Figure 7. Differential effects of U50,488H and etorphine on KOPR phosphorylation: Determination with SILAC-LC/MS/MS.

(A) Schematic drawing of the experimental procedures. N2A-FmK6H cells were cultured in medium containing regular Arg (Control) (C), Arg6 (etorphine) (E) or Arg10 (U50,488H) (U) for at least 10 passages to label all the proteins. Cells were treated with vehicle, etorphine (1 μM), U50,488H (10 μM) for 30 minutes. Similar numbers of cells from each group were combined and solubilized and mKOPR was purified with Ni-NTA agarose column followed by anti-FLAG affinity column. Eluates were resolved with SDS-PAGE and a broad band of ~52 kDa was excised. In-gel digestion was performed with Glu-C and digested materials were subject to LC-MS/MS for identification and quantitation.

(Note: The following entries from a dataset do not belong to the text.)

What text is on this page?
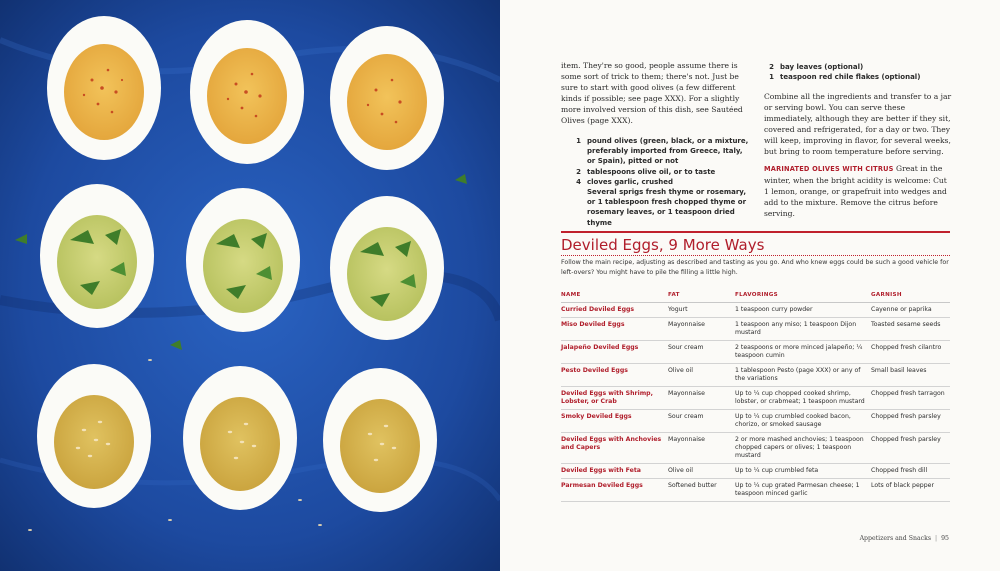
item. They're so good, people assume there is some sort of trick to them; there's not. Just be sure to start with good olives (a few different kinds if possible; see page XXX). For a slightly more involved version of this dish, see Sautéed Olives (page XXX).

1 pound olives (green, black, or a mixture, preferably imported from Greece, Italy, or Spain), pitted or not
2 tablespoons olive oil, or to taste
4 cloves garlic, crushed
Several sprigs fresh thyme or rosemary, or 1 tablespoon fresh chopped thyme or rosemary leaves, or 1 teaspoon dried thyme
2 bay leaves (optional)
1 teaspoon red chile flakes (optional)

Combine all the ingredients and transfer to a jar or serving bowl. You can serve these immediately, although they are better if they sit, covered and refrigerated, for a day or two. They will keep, improving in flavor, for several weeks, but bring to room temperature before serving.

MARINATED OLIVES WITH CITRUS Great in the winter, when the bright acidity is welcome: Cut 1 lemon, orange, or grapefruit into wedges and add to the mixture. Remove the citrus before serving.

Deviled Eggs, 9 More Ways

Follow the main recipe, adjusting as described and tasting as you go. And who knew eggs could be such a good vehicle for left-overs? You might have to pile the filling a little high.

NAME	FAT	FLAVORINGS	GARNISH
Curried Deviled Eggs	Yogurt	1 teaspoon curry powder	Cayenne or paprika
Miso Deviled Eggs	Mayonnaise	1 teaspoon any miso; 1 teaspoon Dijon mustard	Toasted sesame seeds
Jalapeño Deviled Eggs	Sour cream	2 teaspoons or more minced jalapeño; ¼ teaspoon cumin	Chopped fresh cilantro
Pesto Deviled Eggs	Olive oil	1 tablespoon Pesto (page XXX) or any of the variations	Small basil leaves
Deviled Eggs with Shrimp, Lobster, or Crab	Mayonnaise	Up to ¼ cup chopped cooked shrimp, lobster, or crabmeat; 1 teaspoon mustard	Chopped fresh tarragon
Smoky Deviled Eggs	Sour cream	Up to ¼ cup crumbled cooked bacon, chorizo, or smoked sausage	Chopped fresh parsley
Deviled Eggs with Anchovies and Capers	Mayonnaise	2 or more mashed anchovies; 1 teaspoon chopped capers or olives; 1 teaspoon mustard	Chopped fresh parsley
Deviled Eggs with Feta	Olive oil	Up to ¼ cup crumbled feta	Chopped fresh dill
Parmesan Deviled Eggs	Softened butter	Up to ¼ cup grated Parmesan cheese; 1 teaspoon minced garlic	Lots of black pepper
Appetizers and Snacks | 95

(B–G) phospho-peptide fragments identified and quantitation and relative abundance of the phosphopeptides in control (C), etorphine (E) and U50,488H (U) groups. The peptide fragment detected is shown at the top of each figure with the phosphorylated residue(s) indicated with arrow head. The retention time (RT) of each phosphopeptide in the HPLC run is shown. For each phosphopeptide, the ratio of the amount in the U50,488H sample vs. that in the etorphine sample (U/E) is shown. For the phosphopeptide containing pT357, the ratios of 50,488H/control (U/C) and etorphine/control (E/C) and U/C are shown. Results shown are from one of the two experiments performed with similar results. m/z: mass/charge ratio; ND: not detected; TIC: total ion currents. *: methionine sulfoxide.